The Stand

The pack riding easily again, he went on up the road. The dog sounded as if it was just beyond the next bend. Maybe I'll see him after all, Stu thought.

He had picked up 302 going east because he supposed that sooner or later it would take him to the ocean. He had made a kind of compact with himself: When I get to the ocean, I'll decide what I'm going to do. Until then, I won't think about it at all. His walk, now in its fourth day, had been a kind of healing process. He had thought about taking a ten-speed bike or maybe a motorcycle with which he could thread his way through - the occasional crashes that blocked the road, but instead had decided to walk. He had always enjoyed hiking, and his body cried out for exercise. Until his escape from Stovington he had been cooped up for nearly two weeks, and he felt flabby and out of shape. He supposed that sooner or later his slow progress would make him impatient and he would get the bike or motorcycle, but for now he was content to hike east on this road, looking at whatever he wanted to look at, taking five when he wanted to, or in the afternoon, dropping off for a snooze during the hottest part of the day. It was good for him to be doing this. Little by little the lunatic search for a way out was fading into memory, just something that had happened instead of a thing so vivid it brought cold sweat out onto his skin. The memory of that feeling of someone following him had been the hardest to shake. The first two nights on the road he had dreamed again and again of his final encounter with Elder, when Elder had come to carry out his orders. In the dreams Stu was always too slow with the chair. Elder stepped back out of its arc, pulled the trigger of his pistol, and Stu felt a heavy but painless boxing glove weighted with lead shot land on his chest. He dreamed this over and over until he woke unrested in the morning, but so glad to be alive that he hardly realized it. Last night the dream hadn't come. He doubted if the willies would stop all at once, but he thought he might be walking the poison out of his system little by little. Maybe he would never get rid of all of it, but when most of it was gone he felt sure he would be able to think better about what came next, whether he had reached the ocean by then or not.

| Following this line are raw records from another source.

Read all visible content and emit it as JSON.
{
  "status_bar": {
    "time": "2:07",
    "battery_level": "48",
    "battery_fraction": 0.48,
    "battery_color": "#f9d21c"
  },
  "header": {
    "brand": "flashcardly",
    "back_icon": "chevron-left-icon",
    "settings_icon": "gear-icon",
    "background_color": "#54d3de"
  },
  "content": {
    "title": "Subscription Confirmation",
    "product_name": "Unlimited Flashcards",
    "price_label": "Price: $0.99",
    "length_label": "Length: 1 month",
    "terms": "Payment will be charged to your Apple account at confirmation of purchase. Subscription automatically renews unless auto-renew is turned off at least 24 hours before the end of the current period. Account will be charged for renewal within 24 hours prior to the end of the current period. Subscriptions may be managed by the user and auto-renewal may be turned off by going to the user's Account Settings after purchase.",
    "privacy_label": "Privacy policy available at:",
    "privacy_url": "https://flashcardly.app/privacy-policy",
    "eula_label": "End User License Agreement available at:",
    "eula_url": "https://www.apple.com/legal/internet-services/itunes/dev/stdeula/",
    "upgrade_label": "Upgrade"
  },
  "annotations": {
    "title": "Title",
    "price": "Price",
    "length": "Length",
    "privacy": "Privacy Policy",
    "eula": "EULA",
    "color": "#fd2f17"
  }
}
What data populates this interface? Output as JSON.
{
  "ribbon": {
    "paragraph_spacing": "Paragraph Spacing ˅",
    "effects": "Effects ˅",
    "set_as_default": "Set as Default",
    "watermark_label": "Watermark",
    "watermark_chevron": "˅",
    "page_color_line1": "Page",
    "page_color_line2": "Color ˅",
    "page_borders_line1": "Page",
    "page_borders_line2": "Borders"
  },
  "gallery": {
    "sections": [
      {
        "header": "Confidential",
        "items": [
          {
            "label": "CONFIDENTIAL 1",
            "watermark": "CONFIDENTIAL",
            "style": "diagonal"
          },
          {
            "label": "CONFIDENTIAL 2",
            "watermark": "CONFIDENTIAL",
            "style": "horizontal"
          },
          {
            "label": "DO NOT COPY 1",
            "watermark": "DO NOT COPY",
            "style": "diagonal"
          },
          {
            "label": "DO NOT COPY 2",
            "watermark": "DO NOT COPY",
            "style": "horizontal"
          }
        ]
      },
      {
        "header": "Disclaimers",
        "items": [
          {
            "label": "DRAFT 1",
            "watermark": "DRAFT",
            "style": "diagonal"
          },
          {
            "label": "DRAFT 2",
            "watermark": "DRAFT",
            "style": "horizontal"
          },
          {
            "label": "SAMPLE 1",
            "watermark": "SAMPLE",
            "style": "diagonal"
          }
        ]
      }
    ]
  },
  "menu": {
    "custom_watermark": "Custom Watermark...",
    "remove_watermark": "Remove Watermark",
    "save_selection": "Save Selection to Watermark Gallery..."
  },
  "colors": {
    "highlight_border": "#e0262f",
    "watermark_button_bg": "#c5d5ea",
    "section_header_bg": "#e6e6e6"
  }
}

He came around the bend and there was the dog, an auburn-colored Irish setter. It barked joyously at the sight of Stu and ran up the road, toenails clicking on the composition surface, tail wagging frantically back and forth. It jumped up, placing its forepaws on Stu's belly, and its forward motion made him stagger back a step. "Whoa, boy," he said, grinning.

The dog barked happily at the sound of his voice and leaped up again.

"Kojak!" a stern voice said, and Stu jumped and stared around. "Get down! Leave that man alone! You're going to track all over his shirt! Miserable dog!"

Kojak put all four feet on the road again and walked around Stu with his tail between his legs. The tail was still flipping back and forth in suppressed joy despite its confinement, however, and Stu decided this one would never make much of a canine put-on artist.

Now he could see the owner of the voice - and of Kojak, it seemed like. A man of about sixty wearing a ragged sweater, old gray pants... and a beret. He was sitting on a piano stool and holding a palette. An easel with a canvas on it stood before him.

Now he stood up, placed the palette on the piano stool (under his breath Stu heard him mutter, "Now don't forget and sit on that"), and walked toward Stu with his hand extended. Beneath the beret his fluffy grayish hair bounced in a small and mellow breeze.

"I hope you intend no foul play with that rifle, sir. Glen Bateman, at your service."

Stu stepped forward and took the outstretched hand (Kojak was growing frisky again, bouncing around Stu but not daring to renew his leaps - not yet, at least). "Stuart Redman. Don't worry about the gun. I ain't seen enough people to start shootin em. In fact, I ain't seen any, until you."

"Do you like caviar?"

"Never tried it."

"Then it's time you did. And if you don't care for it, there's plenty of other things. Kojak, don't jump. I know you're thinking of renewing your crazed leaps - I can read you like a book - but control yourself. Always remember, Kojak, that control is what separates the higher orders from the lower. Control!"

His better nature thus appealed to, Kojak shrank down on his haunches and began to pant. He had a big grin on his doggy face. It had been Stu's experience that a grinning dog is either a biting dog or a damned good dog. And this didn't look like a biting dog.

"I'm inviting you to lunch," Bateman said. "You're the first human being I've seen, at least in the last week. Will you stay?"

"I'd be glad to."

"Southerner, aren't you?"

"East Texas."

"An Easterner, my mistake." Bateman cackled at his own wit and turned back to his picture, an indifferent watercolor of the woods across the road.